Insertion of intravenous (IV) catheters into a patient causes similar issues regarding ease of insertion and patient discomfort. For example, IV catheters are designed to infuse normal intravenous solutions, including antibiotics and other drugs, into a patient. These catheters are also used to withdraw blood from the patient for normal blood-gas analysis as well as other blood work. The most common type of IV catheter is an “over the needle” catheter, in which a catheter is disposed over an introducer needle or cannula, which is used to insert the IV catheter into a patient. The needle is typically stainless steel and is hollow. Its distal tip is ground to a sharp tip for easy insertion into the patient. The catheter is also hollow and is disposed such that the sharpened tip of the needle is extended from the catheter for piercing of the patient's skin during use. Once the skin and vein have been pierced, the catheter is advanced over the needle and the needle is removed from the catheter. The catheter is typically extruded out of suitable plastic material such as TEFLON material (polytetrafluoroethylene), polyvinyl chloride, polyethylene, polyurethane or polyether urethane.
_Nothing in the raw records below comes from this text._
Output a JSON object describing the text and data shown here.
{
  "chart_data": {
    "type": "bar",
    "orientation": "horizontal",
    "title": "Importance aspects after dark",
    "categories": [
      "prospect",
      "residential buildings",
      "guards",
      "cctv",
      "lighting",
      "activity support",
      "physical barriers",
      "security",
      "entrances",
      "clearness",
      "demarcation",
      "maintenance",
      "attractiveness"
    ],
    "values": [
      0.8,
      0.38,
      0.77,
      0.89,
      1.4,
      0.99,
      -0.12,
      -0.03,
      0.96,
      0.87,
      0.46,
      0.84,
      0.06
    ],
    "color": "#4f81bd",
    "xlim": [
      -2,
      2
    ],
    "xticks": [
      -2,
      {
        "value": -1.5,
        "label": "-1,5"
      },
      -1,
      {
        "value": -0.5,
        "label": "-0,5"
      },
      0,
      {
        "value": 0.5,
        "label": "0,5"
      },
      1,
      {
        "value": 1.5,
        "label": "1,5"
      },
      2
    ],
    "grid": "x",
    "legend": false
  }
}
The use of lubricants on the surface of such hypodermic needles and IV catheters significantly reduces both the peak penetration force and the drag force. As a result, almost all single-use sterile disposable needles and IV catheters are supplied with a lubricant already applied to substantially the entire outside surface. A number of lubricants have been developed for use in such applications. Typically, such lubricants involve a medical grade polydimethylsiloxane which is commonly applied to the surface through a volatile carrier solvent which rapidly evaporates. For example, U.S. Pat. No. 5,911,711 to Pelkey discloses a lubricant system for hypodermic needles which includes a first layer formed from an at least partially cured organosiloxane copolymer and a polydimethylsiloxane that has a viscosity greater than about 1000 centistokes, and a second layer over the first layer that includes a polydimethylsiloxane having a viscosity of 50-350 centistokes. The coating compositions of the first and second layers are applied through a volatile carrier solvent such as a chlorofluorocarbon (CFC), and the first layer is thermally cured by applying heat. Unfortunately, volatile solvents such as CFC's raise significant environmental concerns.
There is a need in the medical industry for lubricants for medical devices such as catheters and needles which are environmentally friendly, which are easy to apply, and which do not involve the use of volatile organic solvents such as CFC's.